Stealing a glance back, she saw Pei Zhen still standing there watching her. Turning around, she walked backward, bidding him farewell like friends joking around.Pei Zhen was amused into laughter, waving back along with her. That gaze seemed to hold gentle hands that once clasped her cold fingers, lifting them for a kiss; perhaps there were lips tentatively seeking closeness, just like the figure that leaned out of the rolled-down car window years ago; or maybe a desire to stand beside her again at REGARD, unwrapping gifts together, picking up his own present with wild joy; or perhaps that Marriage Certificate still held weight in his heart, and he longed to relive the happiness of signing it together.
She had never before deciphered so much yearning from a single glance—even if it was just her imagination, it didn’t matter.
After all, those eyes had once stirred ripples in her heart, making her wish for a temporary harbor in moments of weariness.
She stepped back to bid him farewell, while he remained rooted in place until she stepped onto the escalator, gradually carried out of view.

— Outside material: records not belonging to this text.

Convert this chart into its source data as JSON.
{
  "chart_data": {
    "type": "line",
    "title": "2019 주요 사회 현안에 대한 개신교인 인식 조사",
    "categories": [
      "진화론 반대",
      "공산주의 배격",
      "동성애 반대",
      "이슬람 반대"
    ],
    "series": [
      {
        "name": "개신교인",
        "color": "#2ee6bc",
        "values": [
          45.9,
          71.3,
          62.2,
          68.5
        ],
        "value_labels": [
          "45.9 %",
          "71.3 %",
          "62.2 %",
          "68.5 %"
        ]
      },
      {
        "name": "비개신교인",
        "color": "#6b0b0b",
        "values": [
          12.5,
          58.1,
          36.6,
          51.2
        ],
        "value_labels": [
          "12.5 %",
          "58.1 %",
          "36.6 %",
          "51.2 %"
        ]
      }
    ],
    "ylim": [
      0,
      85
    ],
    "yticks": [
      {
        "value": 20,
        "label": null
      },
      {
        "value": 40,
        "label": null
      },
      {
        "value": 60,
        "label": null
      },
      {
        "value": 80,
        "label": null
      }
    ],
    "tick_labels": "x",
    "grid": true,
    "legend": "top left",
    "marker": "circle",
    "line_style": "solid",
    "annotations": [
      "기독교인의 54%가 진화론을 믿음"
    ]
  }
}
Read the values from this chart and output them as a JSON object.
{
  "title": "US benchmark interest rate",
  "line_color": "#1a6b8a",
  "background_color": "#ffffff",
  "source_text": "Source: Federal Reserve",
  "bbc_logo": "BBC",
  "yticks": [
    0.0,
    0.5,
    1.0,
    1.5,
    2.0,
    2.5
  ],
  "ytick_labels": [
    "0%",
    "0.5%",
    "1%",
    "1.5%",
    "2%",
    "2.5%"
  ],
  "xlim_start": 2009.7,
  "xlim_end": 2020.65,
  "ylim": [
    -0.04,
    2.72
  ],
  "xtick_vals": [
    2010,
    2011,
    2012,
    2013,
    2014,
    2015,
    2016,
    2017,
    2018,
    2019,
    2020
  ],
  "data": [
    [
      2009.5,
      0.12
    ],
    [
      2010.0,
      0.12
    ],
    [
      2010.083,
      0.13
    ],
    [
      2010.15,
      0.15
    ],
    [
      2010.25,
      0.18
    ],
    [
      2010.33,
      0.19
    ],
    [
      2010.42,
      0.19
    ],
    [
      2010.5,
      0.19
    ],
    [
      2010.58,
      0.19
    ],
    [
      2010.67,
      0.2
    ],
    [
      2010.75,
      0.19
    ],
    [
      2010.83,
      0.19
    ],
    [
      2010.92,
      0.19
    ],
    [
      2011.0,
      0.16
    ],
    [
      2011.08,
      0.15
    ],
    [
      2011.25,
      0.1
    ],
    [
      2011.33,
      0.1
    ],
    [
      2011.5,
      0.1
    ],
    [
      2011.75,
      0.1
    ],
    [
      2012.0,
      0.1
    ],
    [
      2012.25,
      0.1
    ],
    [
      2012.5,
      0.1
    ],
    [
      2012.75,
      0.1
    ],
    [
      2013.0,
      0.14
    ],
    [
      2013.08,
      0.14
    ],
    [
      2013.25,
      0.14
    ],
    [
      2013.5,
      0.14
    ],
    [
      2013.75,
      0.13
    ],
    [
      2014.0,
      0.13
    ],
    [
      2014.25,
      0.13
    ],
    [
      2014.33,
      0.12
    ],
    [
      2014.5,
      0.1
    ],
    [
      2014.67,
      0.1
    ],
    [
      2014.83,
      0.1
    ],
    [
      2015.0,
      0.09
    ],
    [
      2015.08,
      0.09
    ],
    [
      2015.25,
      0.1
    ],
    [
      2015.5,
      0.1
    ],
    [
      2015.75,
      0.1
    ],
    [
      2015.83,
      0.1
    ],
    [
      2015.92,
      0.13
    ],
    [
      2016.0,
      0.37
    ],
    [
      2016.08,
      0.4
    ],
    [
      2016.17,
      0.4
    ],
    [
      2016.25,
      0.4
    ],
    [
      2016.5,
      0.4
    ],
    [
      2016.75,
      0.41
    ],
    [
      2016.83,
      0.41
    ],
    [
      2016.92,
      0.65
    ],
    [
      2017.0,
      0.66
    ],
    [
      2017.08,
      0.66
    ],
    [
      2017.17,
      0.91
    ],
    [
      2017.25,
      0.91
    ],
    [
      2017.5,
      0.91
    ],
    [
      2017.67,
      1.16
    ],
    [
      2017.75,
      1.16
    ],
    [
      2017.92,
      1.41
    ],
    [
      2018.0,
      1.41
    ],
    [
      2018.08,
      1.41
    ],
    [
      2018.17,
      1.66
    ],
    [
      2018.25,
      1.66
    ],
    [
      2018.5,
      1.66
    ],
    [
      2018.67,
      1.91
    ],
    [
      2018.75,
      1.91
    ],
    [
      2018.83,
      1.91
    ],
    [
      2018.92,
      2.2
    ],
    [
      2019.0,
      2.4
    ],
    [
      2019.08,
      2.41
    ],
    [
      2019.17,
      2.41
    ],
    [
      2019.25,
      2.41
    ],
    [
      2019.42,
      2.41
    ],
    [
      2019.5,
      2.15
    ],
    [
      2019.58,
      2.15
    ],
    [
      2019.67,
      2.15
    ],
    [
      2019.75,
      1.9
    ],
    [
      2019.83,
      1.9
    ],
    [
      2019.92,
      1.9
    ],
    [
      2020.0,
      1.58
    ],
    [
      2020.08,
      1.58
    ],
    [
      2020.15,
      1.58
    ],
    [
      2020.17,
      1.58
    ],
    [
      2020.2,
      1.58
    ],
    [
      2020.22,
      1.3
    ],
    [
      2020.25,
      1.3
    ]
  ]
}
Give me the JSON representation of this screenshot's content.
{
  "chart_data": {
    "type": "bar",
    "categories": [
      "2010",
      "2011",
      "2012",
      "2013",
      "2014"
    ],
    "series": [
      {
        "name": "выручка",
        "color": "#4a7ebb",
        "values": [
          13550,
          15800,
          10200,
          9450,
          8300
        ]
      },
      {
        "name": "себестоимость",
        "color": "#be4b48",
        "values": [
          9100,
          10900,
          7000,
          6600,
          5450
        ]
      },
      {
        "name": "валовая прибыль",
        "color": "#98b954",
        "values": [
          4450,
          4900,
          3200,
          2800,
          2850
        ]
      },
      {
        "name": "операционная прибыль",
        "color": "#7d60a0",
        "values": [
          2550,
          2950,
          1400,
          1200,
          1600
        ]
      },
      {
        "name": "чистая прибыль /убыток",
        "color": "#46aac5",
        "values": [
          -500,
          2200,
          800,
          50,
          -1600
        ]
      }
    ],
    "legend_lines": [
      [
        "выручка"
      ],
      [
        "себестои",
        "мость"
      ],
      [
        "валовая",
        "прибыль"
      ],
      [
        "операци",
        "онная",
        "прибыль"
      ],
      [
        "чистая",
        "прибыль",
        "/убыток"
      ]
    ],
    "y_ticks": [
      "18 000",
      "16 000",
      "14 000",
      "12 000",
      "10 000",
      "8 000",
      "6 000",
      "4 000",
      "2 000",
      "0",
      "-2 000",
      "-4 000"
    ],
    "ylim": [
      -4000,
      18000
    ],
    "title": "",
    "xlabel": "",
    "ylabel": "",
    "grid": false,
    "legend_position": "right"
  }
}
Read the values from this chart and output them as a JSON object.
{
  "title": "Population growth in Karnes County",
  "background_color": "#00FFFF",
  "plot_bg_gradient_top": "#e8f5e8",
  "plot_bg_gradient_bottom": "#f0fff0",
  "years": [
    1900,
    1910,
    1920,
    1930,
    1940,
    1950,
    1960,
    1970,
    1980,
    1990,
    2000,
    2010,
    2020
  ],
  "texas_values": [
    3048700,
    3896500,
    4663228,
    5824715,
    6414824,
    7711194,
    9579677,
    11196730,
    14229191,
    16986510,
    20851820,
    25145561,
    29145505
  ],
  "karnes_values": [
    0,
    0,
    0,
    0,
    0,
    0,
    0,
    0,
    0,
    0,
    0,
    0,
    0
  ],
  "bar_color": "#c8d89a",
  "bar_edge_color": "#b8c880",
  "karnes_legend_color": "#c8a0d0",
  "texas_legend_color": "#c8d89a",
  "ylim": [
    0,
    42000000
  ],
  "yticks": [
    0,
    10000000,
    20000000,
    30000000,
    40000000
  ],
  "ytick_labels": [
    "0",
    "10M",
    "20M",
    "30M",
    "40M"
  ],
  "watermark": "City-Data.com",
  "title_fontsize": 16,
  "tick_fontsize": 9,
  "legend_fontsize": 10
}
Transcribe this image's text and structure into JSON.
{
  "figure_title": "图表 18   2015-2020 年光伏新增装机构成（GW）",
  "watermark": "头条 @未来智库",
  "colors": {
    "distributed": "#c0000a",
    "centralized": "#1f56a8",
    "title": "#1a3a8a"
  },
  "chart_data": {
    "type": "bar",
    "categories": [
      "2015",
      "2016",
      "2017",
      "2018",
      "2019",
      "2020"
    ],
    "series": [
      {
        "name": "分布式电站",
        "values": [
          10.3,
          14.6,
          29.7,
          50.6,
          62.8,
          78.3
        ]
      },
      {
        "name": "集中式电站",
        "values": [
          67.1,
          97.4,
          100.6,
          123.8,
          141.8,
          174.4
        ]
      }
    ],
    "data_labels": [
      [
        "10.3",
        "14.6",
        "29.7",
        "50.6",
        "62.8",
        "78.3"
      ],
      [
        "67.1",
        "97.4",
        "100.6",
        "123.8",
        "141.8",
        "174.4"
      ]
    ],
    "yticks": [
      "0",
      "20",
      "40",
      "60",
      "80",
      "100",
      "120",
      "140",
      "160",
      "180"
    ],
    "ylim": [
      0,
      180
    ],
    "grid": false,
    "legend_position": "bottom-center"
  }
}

Her phone rang—it was her mother. Hu Xiu rarely received calls from her: “Hello?”
“Dingding, Mom’s in Nanjing. If there’s a chance, could I meet you in Shanghai?”
“Of course. Are you back for something?”
“To divorce your father. I’m getting married again.”
“You weren’t divorced…?”
“No. He refused to let me marry someone else. This trip will probably involve a few days of arguing with him, but don’t worry about it. Just wait for me to come to Shanghai—I’ve brought lots of gifts for you. Surprised?”
More than surprised. Hu Xiu watched blankly as the subway doors opened and closed, missing her stop. This was nothing short of a nightmare.